B: Ben de memnun oldum, bir şeyim yok teşekkürler. Aleyna benden iyi bahsediyor mu bari? (sırıtarak)
G: Valla anlatırken yüzü gülüyordu, çok seviyor seni belli. Ancak aranız açılmış galiba en son, ondan dolayı üzgündü.
B: Hallettik biz onu, sorun yok.
G: Pekala, benim hazırlanmam gerekiyor dışarıya çıkacaktım, sorun yoksa iznini isteyeyim.
B: Tabi tabi, tekrar teşekkürler, görüşürüz.

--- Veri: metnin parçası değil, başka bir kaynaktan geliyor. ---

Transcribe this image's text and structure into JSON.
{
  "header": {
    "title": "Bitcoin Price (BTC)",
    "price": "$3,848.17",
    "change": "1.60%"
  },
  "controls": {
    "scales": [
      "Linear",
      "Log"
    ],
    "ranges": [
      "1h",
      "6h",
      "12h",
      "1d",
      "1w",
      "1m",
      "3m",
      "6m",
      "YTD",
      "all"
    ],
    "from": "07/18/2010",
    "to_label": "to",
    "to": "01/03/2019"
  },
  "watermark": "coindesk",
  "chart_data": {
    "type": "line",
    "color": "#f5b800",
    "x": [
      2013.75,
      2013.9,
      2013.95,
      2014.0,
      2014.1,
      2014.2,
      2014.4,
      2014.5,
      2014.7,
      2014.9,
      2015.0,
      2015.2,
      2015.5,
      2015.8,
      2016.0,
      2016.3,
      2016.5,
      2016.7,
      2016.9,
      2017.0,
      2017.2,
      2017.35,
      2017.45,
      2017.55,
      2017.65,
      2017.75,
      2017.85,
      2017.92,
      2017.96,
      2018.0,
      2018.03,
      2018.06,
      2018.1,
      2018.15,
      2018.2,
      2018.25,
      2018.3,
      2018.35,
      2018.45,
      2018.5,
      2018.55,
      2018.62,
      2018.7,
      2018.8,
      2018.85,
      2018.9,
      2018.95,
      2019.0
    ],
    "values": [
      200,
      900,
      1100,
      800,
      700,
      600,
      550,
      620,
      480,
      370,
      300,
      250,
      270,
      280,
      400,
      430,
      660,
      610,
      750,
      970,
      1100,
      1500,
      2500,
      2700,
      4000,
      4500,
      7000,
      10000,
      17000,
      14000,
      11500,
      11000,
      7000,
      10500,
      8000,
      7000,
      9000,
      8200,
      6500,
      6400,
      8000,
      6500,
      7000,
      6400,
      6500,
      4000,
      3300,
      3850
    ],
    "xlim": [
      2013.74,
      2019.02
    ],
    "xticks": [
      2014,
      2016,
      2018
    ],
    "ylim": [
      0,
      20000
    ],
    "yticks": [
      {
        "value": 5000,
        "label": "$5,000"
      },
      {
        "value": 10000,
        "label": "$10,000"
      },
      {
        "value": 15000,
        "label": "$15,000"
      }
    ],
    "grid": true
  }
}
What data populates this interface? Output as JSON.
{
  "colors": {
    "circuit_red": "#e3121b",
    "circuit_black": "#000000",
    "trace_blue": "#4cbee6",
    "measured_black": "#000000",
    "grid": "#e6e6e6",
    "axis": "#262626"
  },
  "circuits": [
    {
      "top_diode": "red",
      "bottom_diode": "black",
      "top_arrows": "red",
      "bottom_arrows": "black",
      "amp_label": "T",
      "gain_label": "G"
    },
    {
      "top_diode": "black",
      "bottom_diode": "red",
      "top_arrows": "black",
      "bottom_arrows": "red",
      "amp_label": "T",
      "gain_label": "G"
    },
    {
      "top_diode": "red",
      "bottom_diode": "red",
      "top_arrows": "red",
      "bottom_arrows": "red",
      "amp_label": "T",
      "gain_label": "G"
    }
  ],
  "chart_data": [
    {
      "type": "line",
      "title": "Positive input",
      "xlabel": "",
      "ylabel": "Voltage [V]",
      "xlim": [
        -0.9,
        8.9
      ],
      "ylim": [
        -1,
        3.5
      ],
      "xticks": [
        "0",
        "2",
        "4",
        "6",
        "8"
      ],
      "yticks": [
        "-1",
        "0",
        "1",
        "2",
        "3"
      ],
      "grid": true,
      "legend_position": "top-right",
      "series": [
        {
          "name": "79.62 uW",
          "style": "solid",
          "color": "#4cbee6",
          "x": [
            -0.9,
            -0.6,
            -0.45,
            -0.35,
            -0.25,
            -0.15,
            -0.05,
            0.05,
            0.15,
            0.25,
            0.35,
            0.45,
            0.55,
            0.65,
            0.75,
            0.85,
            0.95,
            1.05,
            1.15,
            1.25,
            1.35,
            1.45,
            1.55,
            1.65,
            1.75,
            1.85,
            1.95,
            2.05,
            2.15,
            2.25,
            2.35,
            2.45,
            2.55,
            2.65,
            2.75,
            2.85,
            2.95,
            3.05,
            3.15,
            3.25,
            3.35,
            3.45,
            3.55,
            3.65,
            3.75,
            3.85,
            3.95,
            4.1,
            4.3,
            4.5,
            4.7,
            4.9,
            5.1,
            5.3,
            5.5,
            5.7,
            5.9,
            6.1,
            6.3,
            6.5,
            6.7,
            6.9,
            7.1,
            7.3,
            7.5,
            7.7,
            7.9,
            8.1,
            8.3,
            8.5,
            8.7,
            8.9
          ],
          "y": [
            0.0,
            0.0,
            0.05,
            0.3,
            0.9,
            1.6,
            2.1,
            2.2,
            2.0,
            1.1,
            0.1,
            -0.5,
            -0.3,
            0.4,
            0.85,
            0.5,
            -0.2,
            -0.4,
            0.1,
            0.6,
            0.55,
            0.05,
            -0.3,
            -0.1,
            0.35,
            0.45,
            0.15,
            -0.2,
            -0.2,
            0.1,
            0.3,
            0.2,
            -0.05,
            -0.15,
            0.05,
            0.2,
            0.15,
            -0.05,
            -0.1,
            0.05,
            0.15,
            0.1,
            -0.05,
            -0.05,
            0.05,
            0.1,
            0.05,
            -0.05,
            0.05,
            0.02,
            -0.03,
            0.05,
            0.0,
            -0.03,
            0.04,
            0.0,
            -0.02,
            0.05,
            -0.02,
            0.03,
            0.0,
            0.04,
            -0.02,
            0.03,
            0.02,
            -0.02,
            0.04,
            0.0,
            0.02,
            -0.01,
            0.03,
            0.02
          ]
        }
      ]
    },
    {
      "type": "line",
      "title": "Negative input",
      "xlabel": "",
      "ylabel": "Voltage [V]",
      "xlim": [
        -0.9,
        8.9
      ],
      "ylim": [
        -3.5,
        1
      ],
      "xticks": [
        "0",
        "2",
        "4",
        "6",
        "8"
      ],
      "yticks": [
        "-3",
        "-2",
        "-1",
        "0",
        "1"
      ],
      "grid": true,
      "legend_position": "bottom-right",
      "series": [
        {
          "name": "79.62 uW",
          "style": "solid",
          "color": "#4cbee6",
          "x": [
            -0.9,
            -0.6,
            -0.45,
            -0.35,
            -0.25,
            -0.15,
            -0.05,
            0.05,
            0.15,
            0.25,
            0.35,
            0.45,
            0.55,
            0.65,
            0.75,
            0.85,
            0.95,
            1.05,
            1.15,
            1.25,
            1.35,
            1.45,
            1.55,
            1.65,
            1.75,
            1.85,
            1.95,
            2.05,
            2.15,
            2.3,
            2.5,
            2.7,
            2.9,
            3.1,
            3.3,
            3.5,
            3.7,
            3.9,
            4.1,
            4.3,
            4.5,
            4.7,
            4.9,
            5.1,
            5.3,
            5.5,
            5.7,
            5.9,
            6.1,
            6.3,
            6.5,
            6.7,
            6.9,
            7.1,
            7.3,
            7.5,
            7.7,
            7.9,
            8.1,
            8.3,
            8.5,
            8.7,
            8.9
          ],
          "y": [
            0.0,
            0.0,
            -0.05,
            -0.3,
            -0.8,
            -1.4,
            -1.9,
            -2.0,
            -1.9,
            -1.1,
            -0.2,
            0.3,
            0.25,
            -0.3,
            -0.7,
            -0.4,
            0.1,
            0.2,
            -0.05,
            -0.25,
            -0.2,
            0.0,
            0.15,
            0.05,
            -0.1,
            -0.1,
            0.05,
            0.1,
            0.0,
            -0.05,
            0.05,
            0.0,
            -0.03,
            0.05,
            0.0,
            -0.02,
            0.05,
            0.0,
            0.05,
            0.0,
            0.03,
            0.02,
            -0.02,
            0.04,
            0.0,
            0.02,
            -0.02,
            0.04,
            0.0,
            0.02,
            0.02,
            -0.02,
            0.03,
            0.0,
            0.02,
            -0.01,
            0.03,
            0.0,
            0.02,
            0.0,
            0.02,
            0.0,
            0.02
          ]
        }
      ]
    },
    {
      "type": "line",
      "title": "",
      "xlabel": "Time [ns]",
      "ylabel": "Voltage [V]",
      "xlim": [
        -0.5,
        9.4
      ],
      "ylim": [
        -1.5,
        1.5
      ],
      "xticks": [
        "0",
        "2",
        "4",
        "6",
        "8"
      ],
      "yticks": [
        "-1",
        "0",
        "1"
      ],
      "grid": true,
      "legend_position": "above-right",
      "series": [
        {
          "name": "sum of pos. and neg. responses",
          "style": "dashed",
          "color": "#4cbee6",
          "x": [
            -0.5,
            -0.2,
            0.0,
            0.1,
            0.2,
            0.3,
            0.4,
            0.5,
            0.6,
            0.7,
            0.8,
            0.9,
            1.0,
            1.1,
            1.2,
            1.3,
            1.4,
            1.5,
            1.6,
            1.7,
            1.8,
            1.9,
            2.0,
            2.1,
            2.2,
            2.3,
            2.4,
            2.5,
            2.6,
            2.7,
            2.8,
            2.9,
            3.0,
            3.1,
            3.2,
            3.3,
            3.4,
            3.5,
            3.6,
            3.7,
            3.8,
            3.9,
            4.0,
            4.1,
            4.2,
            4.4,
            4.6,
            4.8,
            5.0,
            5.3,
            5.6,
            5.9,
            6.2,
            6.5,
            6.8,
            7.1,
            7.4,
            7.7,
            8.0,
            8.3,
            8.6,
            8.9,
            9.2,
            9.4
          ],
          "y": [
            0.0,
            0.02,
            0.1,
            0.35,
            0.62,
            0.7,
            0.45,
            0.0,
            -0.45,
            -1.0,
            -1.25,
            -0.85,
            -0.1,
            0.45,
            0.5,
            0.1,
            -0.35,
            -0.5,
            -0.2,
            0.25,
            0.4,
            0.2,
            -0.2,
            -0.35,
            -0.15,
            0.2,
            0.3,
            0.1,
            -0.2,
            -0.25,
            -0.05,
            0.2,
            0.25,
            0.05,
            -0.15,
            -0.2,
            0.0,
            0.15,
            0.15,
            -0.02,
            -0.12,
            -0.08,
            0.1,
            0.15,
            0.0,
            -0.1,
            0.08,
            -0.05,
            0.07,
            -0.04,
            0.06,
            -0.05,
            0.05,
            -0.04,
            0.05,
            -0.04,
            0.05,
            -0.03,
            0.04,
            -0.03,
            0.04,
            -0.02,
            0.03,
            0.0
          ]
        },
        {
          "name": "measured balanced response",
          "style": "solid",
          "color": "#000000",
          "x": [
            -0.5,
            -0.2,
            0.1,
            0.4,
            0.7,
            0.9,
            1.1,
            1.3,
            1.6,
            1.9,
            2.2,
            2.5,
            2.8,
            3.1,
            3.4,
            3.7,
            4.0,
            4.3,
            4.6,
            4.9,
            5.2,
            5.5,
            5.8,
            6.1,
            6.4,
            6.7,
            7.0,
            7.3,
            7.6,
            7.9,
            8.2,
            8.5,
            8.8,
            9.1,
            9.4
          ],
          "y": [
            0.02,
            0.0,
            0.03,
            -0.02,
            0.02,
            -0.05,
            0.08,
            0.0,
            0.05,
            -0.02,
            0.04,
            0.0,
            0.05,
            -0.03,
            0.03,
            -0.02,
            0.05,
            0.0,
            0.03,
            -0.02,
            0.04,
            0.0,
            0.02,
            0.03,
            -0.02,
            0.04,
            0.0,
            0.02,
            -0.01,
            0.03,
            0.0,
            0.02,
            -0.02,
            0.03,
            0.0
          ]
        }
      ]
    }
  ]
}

Gamze evin kapısını çekerek kendi evine geçti, ben de yerde bir süre oyalandıktan sonra aynaya bakınmak için lavaboya girdim. Aynada kendime bakındıktan sonra elimi yüzümü yıkadım ve havluyla yüzümü silerken gözüm kirli sepetine kaydı. Kirli sepetinin arasında dantelli bir külot vardı, Aleyna’ya aitti bu. Dün olduğu gibi yine anlık kendimi kaybettim ve külodu burnuma götürerek koklamaya başladım. Hala ıslaklık vardı, sabah çıkarken değiştirmişti anlaşılan. Dün Aleyna’nın vücudumu süzdüğümü düşününce ve külodu koklayınca sikim aniden sertleşti. O anlık azgınlıkla dayanamayarak Aleyna’yı hayal ederek külodu kokladım ve mastürbasyon yaptım. Çok fazla zevke gelmiş ve çok fazla boşalmıştım. Mastürbasyon sonrası pişmanlık geldi bir an ve külodu geri yerine koyarak, kendime kızmaya başladım. Çocukluk arkadaşımı düşünerek 31 çekmiştim..

Ortalığı temizledikten sonra, lavabodan çıktım ve evin odalarında gezinip etrafa bakmaya başladım. Bir anlık Aleyna’nın odasını merak ettim, ancak açmaya çalıştığımda kapının kilitli olduğunu fark ettim. Zamanında aynı odada kaldığım insan neden odasının kapısını kilitliyordu ki? Belki de büyüdüğümüz için artık uygun olmadığını düşünerek kilitlemiştir. Çok kafaya takmayıp mutfağa geçtim ve kahvaltı yapmaya başladım.